File photo shows a farmer checking the quality of cotton in a field in Wenjiazhuang Village, Manas County of northwest China's Xinjiang Uygur Autonomous Region, Oct. 17, 2020. (Xinhua/Ding Lei)

URUMQI, Oct. 13 (Xinhua) -- When the cotton harvest season started in October, the vast cotton fields in northwest China's Xinjiang Uygur Autonomous Region saw roaring cotton-picking machinery instead of cotton farmers.

Thanks to the machinery, Dilshat Memet, a cotton farmer in Yuli County, Bayingolin Mongolian Autonomous Prefecture, completed cotton picking in just one day. But in the past, he would be busy collecting cotton all through the harvest season.

"The high-efficiency cotton picker can handle the workload of several hundred people. For generations, my family used to harvest cotton by hand and traditional implements," Dilshat Memet said.

Unlike his father, Dilshat Memet began to use cotton pickers several years ago. The great convenience of mechanical operation compelled him and his partners to set up an agricultural company, introducing types of agricultural machinery like cotton pickers and drone sprayers and providing services for farmers in need.

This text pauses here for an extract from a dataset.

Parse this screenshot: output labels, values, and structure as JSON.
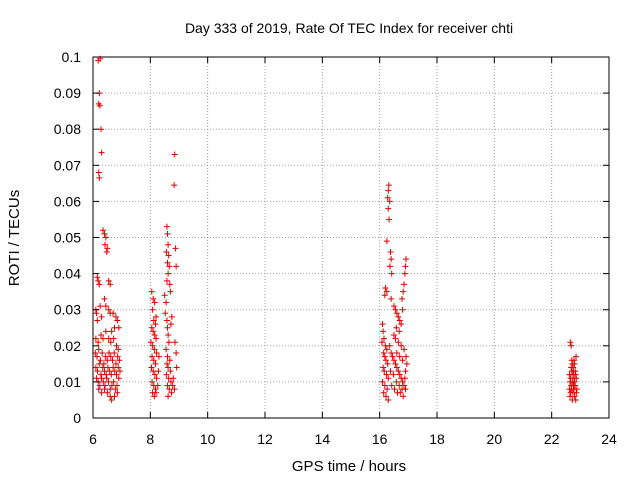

"The rapid development of mechanization has greatly reduced costs for cotton farmers, and more and more farmers have been liberated from the land to make more money from other fields," said the 32-year-old man.

Xinjiang is the largest cotton-growing area in China. The region's cotton output hit 5.16 million tonnes in 2020, accounting for 87.3 percent of the total in the country, said the National Bureau of Statistics.

Therefore, the region has encouraged cotton farmers to apply modern agricultural machinery to boost the development of the industry in recent years. Meanwhile, the income of local farmers has increased due to the improvement of productivity.

Apart from the cotton industry, modern agricultural machinery and technologies apply to several fields such as crops and fruit plantations.

Previously, pear trees in southern Xinjiang were pollinated by bees or by men. But recently, pear farmers have been using unmanned aerial vehicles to pollinate their pear trees.

"At least two workers are needed to manually pollinate for each mu (0.07 hectares) of pear trees. But a drone can pollinate 2.6 hectares of pear trees within an hour, and the yield of pears can increase at least 500 kg per mu," said Peng Wenjun, an expert of the Chinese Academy of Agricultural Sciences.